If everything goes according to plan, my world will be pretty awesome for the first time in nearly two years. But, as I learned nearly two years ago, plans change – in the blink of an eye. I know that there’s a chance that things won’t go according to plan, but that they’ll still turn out just as good – or better – than planned. But I also know that there’s a chance that everything will fall apart and I’ll be left broken beyond repair.
As I creep closer and closer to saying goodbye to my house and my “stuff” I’m finding myself very stressed and panicked. I’m going from a 4-bedroom house where I can have as much “stuff” as I want and an income that [slightly] exceeds my monthly spending and bills to an unknown living situation where I expect to struggle to purchase groceries let alone drop $500 on a new mobile phone without thinking about it.
I’m upset. I’ve realised that I probably can’t take my golf clubs or bike because I don’t know where I’ll store them – nor can I rationalise the additional costs for baggage. I can’t take my über-gadget scanner because I don’t know if there will be space in my flat [which may or may not be furnished and rat-free] and I can’t take all of my clothes and handbags for the same reason. I’m sad. I’m going to have to take public transportation everywhere because I won’t be able to afford a car – and as a proper redneck American, my car is part of my freedom.
But as much as those material things (and the loss of my comfortable income) upset me, they’re not what’s getting me down today because I know I can store my “things” with family in America or replace them with new “things”. What’s upset me today is that I’ve just learned that the most recent changes at the UK’s border agency mean the end of the post-study work visa – which played heavily into my plans because I intended to apply for said visa upon completing my master’s degree so that I could stay on in Scotland if I so chose.
OK, there are still other options including a company-sponsored post-study work visa or going straight onto my PhD studies (which is the ultimate goal anyhow) but one isn’t a “sure thing” and the other is an expensive thing! And I know I shouldn’t think too far ahead and I know that I should be upbeat and positive and I know that things will happen the way they’re meant to happen and blah, blah, blah. But some days, it’s hard.
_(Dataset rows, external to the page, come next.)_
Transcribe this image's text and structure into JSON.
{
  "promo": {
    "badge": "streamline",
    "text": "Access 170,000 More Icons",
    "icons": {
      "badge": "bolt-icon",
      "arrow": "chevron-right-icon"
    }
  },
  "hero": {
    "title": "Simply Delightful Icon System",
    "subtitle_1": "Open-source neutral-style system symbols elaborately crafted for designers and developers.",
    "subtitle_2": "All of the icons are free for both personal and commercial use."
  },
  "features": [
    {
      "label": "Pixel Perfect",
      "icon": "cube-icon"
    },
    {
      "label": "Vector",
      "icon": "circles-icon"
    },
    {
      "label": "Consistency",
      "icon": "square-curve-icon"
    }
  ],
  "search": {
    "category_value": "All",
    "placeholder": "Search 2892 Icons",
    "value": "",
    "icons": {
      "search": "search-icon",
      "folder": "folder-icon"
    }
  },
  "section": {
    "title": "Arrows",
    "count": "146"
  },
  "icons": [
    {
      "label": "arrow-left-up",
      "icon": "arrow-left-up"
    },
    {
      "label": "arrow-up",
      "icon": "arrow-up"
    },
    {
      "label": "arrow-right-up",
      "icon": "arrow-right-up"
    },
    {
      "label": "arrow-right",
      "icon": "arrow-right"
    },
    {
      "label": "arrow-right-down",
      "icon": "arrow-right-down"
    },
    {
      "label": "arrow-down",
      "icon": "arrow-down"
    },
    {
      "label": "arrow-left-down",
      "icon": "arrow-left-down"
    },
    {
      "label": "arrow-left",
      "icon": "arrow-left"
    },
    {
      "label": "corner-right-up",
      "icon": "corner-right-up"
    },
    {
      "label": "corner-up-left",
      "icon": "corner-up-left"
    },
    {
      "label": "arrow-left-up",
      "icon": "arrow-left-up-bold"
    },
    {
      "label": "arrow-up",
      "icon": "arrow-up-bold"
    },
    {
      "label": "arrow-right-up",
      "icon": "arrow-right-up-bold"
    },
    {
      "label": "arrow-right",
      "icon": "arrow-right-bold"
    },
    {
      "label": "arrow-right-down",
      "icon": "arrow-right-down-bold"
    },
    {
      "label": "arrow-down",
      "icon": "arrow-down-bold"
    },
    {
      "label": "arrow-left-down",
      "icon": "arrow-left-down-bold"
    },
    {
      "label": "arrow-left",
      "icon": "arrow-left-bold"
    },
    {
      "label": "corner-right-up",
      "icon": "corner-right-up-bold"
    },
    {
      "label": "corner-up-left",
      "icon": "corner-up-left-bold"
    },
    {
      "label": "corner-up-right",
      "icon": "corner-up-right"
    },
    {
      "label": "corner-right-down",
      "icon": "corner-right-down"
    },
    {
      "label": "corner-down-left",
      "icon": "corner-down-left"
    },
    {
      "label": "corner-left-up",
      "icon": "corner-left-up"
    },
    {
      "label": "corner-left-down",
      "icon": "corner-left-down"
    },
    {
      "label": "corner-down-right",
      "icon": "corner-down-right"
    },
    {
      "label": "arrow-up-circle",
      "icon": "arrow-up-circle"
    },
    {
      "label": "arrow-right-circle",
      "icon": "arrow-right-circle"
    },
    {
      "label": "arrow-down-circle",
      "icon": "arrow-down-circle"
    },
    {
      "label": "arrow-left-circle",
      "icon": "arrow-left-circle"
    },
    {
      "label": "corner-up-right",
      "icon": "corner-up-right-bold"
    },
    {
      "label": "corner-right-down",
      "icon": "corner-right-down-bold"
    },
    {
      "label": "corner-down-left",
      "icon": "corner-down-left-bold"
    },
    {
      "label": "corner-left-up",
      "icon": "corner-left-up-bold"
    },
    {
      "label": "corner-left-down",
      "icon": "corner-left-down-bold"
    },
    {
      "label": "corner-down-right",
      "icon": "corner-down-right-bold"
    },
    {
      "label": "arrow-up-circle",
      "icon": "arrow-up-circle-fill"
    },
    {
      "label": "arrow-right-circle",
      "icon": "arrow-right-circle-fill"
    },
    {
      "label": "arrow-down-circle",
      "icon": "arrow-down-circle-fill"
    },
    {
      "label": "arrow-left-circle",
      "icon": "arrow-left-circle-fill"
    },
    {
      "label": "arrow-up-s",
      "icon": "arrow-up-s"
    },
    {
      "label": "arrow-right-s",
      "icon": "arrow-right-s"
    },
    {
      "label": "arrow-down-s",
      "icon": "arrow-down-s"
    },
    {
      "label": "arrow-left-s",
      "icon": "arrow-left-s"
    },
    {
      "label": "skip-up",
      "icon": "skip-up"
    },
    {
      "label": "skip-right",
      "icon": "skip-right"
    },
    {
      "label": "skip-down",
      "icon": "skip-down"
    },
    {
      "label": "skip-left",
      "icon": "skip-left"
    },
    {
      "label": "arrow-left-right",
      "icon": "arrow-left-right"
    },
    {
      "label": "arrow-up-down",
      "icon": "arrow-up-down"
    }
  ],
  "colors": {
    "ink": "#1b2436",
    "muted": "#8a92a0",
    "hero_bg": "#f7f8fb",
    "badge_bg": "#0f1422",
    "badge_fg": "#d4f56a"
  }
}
I want to be positive. I want to be that little Pollyanna person spewing gladness and faith at every junction. But some days I can’t even fake it. Some days, all of the fear and the worries and the grief just gang up on me and make the rainbows and unicorns go into hiding. Today is one of those days. And I really hate those days. And it seems like the closer I get to The Big Move, the more these fears and insecurities come out of the woodwork.
To summarise: I’m stressed and unhappy. But I’m sure the Pollyanna attitude with return soon. (I hope?) And thanks for listening to my emotional rant…
Life is full of uncertainties and fears; you could huddle in your comfortable job and not venture forth…you could…but you won’t. Sometimes dreams have nightmarish endings but that doesn’t stop you from going back to sleep…to dream.
You could be in your comfortable job and spacious home ten years from now saying “if only”…you could be…but you won’t. You have a dream and you’ve always followed those dreams.
I know I’ve given you this Teddy Roosevelt quote before, (it’s one of my favorites) but here it is again:
“It is not the critic who counts; not the man who points out how the strong man stumbles, or where the doer of deeds could have done them better. The credit belongs to the man who is actually in the arena, whose face is marred by dust and sweat and blood; who strives valiantly; who errs, who comes short again and again, because there is no effort without error and shortcoming; but who does actually strive to do the deeds; who knows great enthusiasms, the great devotions; who spends himself in a worthy cause; who at the best knows in the end the triumph of high achievement, and who at the worst, if he fails, at least fails while daring greatly, so that his place shall never be with those cold and timid souls who neither know victory nor defeat.”
Oh wow – I needed to read this! Absolutely awesome!
keep on with those little steps forward, they’ll outnumber the little steps backwards
Ah man, I know EXACTLY how you feel right now 🙁 I just see the word “Visa” and my heart goes into spasm. Anything that has something to do with getting a Visa is scary – and giving up so much just makes it even scarier – you give up a lot in the hopes that you will gain so much more – but you can never be certain until you have specific ‘answers’ from certain individuals or institutions – like governments!
I so wish I could enjoy Berlin while I’m here trying to get a Work Visa – but the uncertainty of the whole process makes me not even want to wake up most mornings 🙁
The only certainty we have is that God is on our side and He’s fighting for us. And He’s far bigger than anything that could ever stand against us. I know it doesn’t help to turn your mood around completely – I sometimes dread people telling me the exact same thing – but it really is the truth.